L’industrie du capital investissement enregistre un nouvel entrant. Quaesta Capital va promouvoir le fonds Maroc Croissance d’une taille de 100 millions d’euros, l’équivalent de 1 milliard de DH. Basé à Francfort, Quaesta Capital prévoit l’ouverture d’un bureau à Casablanca prochainement. La société d’ingénierie financière, qui gère 3 milliards d’euros d’actifs, a déjà mené des opérations au Kenya ou encore en Ethiopie, mais c’est la première fois qu’elle dédie un fonds exclusivement à un marché. «Maroc Croissance sera notre premier fonds participatif en Afrique», confirme Christian Hiller von Gaertringen, associé senior à Quaesta Capital.
Dans une région émaillée par les tensions ces dernières années, la stabilité du Maroc a joué en sa faveur. Surtout, «l’économie est prometteuse et se développe bien», analyse Hiller von Gaertringen. Sur le plan des affaires, le Maroc reste relativement compétitif par rapport à un certain nombre de pays de benchmark en matière de coûts de la main-d’œuvre et d’exportations notamment. Le régime d’imposition y est aussi relativement plus avantageux. Ce sont des arguments qui ont certainement convaincu les investisseurs du fonds, essentiellement des institutionnels européens. Maroc Croissance vise une rentabilité moyenne annuelle comprise entre 10 et 12% pendant sa durée de vie (8 à 10 ans).
Pour atteindre ces objectifs, le fonds pourra investir entre 5 et 20 millions d’euros dans des entreprises de divers secteurs tels que l’automobile, l’aéronautique, l’électronique, l’offshoring ou encore l’agroalimentaire, en gros, les métiers mondiaux du Maroc. Le fonds a vocation à financer les entreprises européennes qui se développent au Maroc et la croissance des opérateurs marocains à l’étranger. En revanche, les entreprises en phase de création sont hors du périmètre du fonds. Cependant, «nous pouvons accompagner les nouveaux projets des entreprises qui sont déjà installées», nuance Hiller von Gaertringen.

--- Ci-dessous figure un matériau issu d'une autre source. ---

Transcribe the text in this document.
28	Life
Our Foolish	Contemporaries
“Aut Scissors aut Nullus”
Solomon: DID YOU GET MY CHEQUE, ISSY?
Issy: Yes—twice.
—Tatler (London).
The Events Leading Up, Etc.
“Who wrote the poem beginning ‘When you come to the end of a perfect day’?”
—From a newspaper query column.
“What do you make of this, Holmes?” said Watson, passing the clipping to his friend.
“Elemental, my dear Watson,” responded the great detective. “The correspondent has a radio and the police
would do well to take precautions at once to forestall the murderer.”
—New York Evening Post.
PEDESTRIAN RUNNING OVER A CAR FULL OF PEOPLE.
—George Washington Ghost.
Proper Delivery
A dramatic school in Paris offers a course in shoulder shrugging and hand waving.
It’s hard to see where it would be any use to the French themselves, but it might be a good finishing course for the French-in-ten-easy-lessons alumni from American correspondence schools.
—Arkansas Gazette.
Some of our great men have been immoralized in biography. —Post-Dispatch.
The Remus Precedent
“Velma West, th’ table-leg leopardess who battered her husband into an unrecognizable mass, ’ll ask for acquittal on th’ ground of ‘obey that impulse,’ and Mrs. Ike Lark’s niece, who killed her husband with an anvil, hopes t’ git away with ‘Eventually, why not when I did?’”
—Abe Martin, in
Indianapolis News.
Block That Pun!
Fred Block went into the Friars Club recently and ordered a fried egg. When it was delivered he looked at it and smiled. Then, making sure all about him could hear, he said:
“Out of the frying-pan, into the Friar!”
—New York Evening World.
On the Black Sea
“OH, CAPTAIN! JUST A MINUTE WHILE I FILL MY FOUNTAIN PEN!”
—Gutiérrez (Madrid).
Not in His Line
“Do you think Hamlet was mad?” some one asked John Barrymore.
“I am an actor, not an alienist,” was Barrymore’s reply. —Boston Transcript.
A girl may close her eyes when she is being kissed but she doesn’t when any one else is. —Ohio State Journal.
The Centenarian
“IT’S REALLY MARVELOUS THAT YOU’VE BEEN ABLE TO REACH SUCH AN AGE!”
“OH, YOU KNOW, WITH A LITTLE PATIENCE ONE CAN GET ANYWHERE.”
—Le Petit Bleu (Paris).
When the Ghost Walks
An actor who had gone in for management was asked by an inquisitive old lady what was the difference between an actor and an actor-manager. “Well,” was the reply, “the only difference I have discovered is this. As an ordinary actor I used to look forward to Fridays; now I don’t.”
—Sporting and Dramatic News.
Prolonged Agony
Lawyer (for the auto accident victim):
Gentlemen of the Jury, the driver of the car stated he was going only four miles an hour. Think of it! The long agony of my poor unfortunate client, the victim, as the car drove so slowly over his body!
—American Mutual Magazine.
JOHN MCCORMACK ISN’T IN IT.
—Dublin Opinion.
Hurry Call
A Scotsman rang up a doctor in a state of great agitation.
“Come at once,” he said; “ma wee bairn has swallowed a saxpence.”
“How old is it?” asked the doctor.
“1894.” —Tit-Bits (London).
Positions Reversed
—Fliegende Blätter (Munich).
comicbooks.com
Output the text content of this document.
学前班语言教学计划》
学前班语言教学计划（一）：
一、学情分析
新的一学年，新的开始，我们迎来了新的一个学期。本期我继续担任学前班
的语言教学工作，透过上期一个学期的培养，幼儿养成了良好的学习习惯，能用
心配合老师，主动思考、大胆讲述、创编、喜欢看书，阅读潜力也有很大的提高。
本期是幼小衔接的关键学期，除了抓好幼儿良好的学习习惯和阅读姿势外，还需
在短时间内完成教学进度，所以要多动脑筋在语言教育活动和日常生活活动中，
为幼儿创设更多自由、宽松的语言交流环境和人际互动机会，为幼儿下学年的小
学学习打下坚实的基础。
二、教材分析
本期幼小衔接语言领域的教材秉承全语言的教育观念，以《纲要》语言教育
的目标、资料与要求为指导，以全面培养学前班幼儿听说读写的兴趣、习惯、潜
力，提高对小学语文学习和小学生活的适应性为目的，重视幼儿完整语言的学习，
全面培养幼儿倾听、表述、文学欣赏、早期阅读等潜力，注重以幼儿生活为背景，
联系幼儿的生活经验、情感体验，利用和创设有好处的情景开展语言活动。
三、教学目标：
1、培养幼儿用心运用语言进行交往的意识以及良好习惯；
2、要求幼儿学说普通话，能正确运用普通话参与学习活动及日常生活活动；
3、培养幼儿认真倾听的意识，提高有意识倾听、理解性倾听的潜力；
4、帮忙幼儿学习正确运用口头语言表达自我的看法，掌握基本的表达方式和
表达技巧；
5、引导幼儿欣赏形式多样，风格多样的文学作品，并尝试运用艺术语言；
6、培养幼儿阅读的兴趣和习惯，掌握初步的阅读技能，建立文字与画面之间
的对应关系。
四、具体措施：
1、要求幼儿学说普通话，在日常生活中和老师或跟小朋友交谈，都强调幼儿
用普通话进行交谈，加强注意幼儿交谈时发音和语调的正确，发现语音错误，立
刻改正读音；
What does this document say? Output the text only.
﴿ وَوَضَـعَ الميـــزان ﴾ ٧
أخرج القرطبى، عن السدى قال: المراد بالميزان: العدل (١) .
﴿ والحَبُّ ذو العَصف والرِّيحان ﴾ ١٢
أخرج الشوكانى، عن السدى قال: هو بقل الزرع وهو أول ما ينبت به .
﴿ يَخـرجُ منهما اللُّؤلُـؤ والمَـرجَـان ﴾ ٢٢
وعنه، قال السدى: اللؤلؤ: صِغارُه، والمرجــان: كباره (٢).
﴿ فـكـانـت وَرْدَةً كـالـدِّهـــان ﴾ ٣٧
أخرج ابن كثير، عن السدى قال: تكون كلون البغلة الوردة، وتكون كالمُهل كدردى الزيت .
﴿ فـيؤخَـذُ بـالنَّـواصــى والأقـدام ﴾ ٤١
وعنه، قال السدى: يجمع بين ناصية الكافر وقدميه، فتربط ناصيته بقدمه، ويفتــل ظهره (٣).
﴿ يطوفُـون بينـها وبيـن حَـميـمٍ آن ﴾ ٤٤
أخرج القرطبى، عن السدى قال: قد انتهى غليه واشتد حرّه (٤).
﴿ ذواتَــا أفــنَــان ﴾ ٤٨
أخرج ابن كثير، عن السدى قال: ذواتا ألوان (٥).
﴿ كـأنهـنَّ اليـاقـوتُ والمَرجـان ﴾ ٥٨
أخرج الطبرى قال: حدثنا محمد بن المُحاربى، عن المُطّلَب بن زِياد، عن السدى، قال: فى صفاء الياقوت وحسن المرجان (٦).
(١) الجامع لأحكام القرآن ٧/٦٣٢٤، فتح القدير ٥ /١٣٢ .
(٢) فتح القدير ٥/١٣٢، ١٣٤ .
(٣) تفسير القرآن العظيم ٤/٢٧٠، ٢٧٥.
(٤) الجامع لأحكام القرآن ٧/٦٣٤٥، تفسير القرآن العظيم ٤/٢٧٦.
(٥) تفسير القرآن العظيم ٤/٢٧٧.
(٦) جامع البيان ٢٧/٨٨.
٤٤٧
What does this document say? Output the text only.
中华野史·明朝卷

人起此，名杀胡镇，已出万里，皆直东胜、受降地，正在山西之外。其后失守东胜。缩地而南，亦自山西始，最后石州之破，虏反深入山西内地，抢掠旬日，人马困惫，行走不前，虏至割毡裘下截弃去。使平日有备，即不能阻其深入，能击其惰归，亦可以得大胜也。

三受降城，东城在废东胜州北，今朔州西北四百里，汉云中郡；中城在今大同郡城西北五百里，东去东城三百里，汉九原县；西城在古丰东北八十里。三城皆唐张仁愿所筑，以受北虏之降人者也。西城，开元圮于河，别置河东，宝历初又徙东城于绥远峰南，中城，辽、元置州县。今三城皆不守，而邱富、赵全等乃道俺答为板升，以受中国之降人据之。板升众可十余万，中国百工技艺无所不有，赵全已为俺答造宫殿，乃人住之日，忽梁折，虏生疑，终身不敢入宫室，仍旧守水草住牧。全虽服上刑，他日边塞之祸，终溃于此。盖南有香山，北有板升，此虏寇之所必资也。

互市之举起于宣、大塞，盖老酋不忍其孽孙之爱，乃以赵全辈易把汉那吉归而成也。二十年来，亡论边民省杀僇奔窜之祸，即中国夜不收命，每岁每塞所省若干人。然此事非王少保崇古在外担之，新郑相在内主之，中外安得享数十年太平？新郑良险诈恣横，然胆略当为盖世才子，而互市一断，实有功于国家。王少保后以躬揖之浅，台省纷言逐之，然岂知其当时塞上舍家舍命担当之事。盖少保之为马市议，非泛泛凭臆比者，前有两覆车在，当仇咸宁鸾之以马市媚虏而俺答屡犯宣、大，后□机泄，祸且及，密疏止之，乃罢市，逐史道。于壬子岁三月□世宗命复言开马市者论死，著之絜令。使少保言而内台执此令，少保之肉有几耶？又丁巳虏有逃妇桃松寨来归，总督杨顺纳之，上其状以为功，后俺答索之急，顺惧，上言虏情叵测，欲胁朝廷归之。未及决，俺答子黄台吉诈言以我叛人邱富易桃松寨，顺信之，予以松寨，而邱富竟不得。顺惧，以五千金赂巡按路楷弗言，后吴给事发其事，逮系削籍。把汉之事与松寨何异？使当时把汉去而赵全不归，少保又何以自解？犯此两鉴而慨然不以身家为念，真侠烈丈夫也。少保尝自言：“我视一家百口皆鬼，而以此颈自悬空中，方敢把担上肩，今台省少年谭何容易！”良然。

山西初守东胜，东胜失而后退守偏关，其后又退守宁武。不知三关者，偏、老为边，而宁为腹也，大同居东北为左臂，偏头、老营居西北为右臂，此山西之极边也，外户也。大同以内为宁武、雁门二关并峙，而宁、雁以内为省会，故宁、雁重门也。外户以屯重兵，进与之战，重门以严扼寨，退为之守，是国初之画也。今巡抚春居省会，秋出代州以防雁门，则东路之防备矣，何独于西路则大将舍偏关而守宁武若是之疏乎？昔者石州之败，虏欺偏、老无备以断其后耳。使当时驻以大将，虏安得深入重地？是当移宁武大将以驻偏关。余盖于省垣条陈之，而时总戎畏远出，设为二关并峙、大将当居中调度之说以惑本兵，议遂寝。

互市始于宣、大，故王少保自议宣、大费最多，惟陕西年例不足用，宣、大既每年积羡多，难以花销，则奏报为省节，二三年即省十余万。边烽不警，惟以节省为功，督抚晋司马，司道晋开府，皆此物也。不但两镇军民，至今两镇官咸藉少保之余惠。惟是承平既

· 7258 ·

Le capital investissement a encore du mal à s’imposer parmi les sources de financement des entreprises, en raison notamment de la méconnaissance de ces instruments ou pour des raisons culturelles. Le crédit bancaire et celui inter-entreprise sont de loin les options privilégiées par les chefs d’entreprise. Au-delà des frontières, particulièrement sur les autres marchés africains, les transactions sont limitées. En tout cas, l’arrivée de Maroc Croissance va accroître les ressources disponibles à l’investissement. L’année dernière, les gérants de fonds ont engagé 606 millions de DH dans 11 entreprises. Cela porte à 5,5 milliards de DH les investissements réalisés depuis l’origine.